At last the train slunk on to the platform, indolent and heavy, ground to a halt and disgorged its passengers. Of course she was one of the last to emerge. He saw her coming down the concrete steps, small but conspicuous, a taut redhead in ankle boots, a short skirt and a gold leather jacket. She looked hard, much harder than him. Christ, he thought, she looks like a stripper. Then again, she was; Gabby, his girlfriend, his other half, or whatever you wanted to call it. But tonight there was something not right about her, a stress, a dishevelment that was caused by something more than just tiredness or a lengthy train journey, more even than the drink or drugs he suspected she might have been putting away the moment she was out of his sight. She walked over to the car, scarcely looking at him.
“All right?” he asked.
“No. Not all right.”
She got into the car but she didn’t want him to take her home, not now, not yet, so he drove somewhere they could talk, up on one of the hills above the station where the big high-rises stood.
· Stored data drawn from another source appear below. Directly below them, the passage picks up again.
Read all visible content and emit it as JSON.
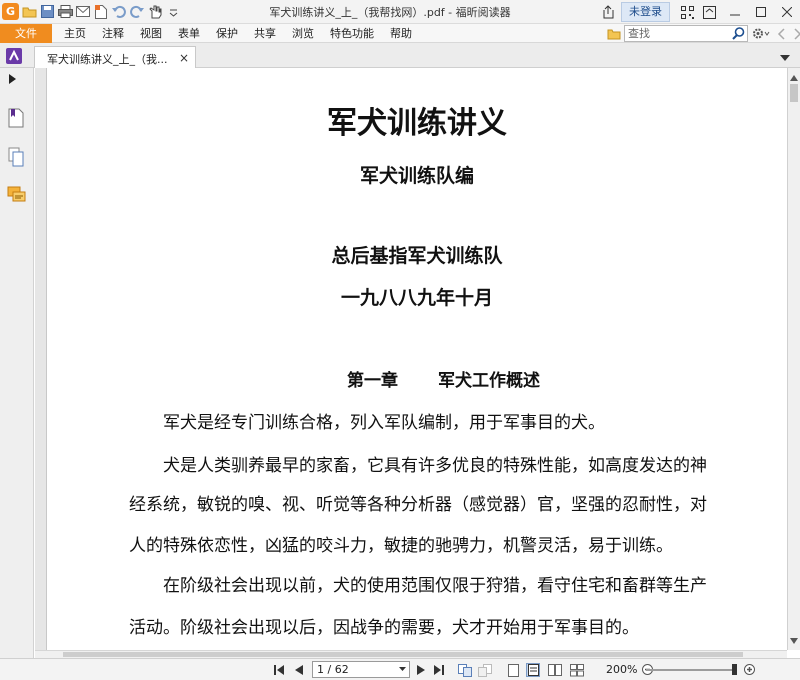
{
  "window": {
    "title": "军犬训练讲义_上_（我帮找网）.pdf - 福昕阅读器",
    "login_label": "未登录",
    "app_logo": "G"
  },
  "menu": {
    "file_label": "文件",
    "items": [
      "主页",
      "注释",
      "视图",
      "表单",
      "保护",
      "共享",
      "浏览",
      "特色功能",
      "帮助"
    ]
  },
  "search": {
    "placeholder": "查找"
  },
  "tab": {
    "label": "军犬训练讲义_上_（我...",
    "close": "×"
  },
  "document": {
    "title": "军犬训练讲义",
    "editor": "军犬训练队编",
    "organization": "总后基指军犬训练队",
    "date": "一九八八九年十月",
    "chapter_number": "第一章",
    "chapter_title": "军犬工作概述",
    "lines": [
      "　　军犬是经专门训练合格，列入军队编制，用于军事目的犬。",
      "　　犬是人类驯养最早的家畜，它具有许多优良的特殊性能，如高度发达的神",
      "经系统，敏锐的嗅、视、听觉等各种分析器（感觉器）官，坚强的忍耐性，对",
      "人的特殊依恋性，凶猛的咬斗力，敏捷的驰骋力，机警灵活，易于训练。",
      "　　在阶级社会出现以前，犬的使用范围仅限于狩猎，看守住宅和畜群等生产",
      "活动。阶级社会出现以后，因战争的需要，犬才开始用于军事目的。"
    ]
  },
  "status": {
    "page_indicator": "1 / 62",
    "zoom": "200%"
  },
  "colors": {
    "accent": "#f08c1f",
    "login_bg": "#dde8f6"
  }
}
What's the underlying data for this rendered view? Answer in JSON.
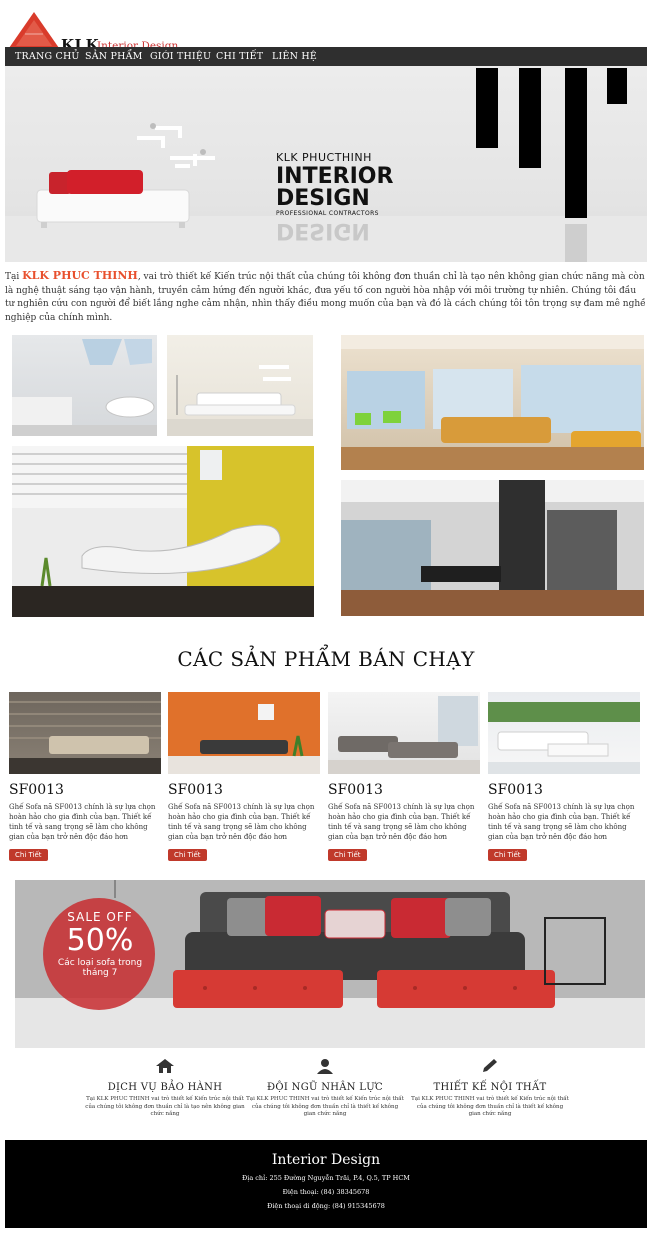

Gabby said, “So I did the strip like I was supposed to and it went pretty well really. In this sort of club, restaurant, in this private room. It was a stag night and there were six of them and obviously they were rich, stuck-up, posh bastards but at first they didn’t seem too bad really.
“So they gave me some champagne and made me do an encore. And one of them grabbed my arse and another one grabbed my tits, which you know can be all right if it’s done the right way. And in any case, I can handle it. Then one of them tried to kiss me, which is obviously completely out of order, so I smacked him and then another one got into the act and, you knqw, we had a bit of a wrestle and basically they all raped me.”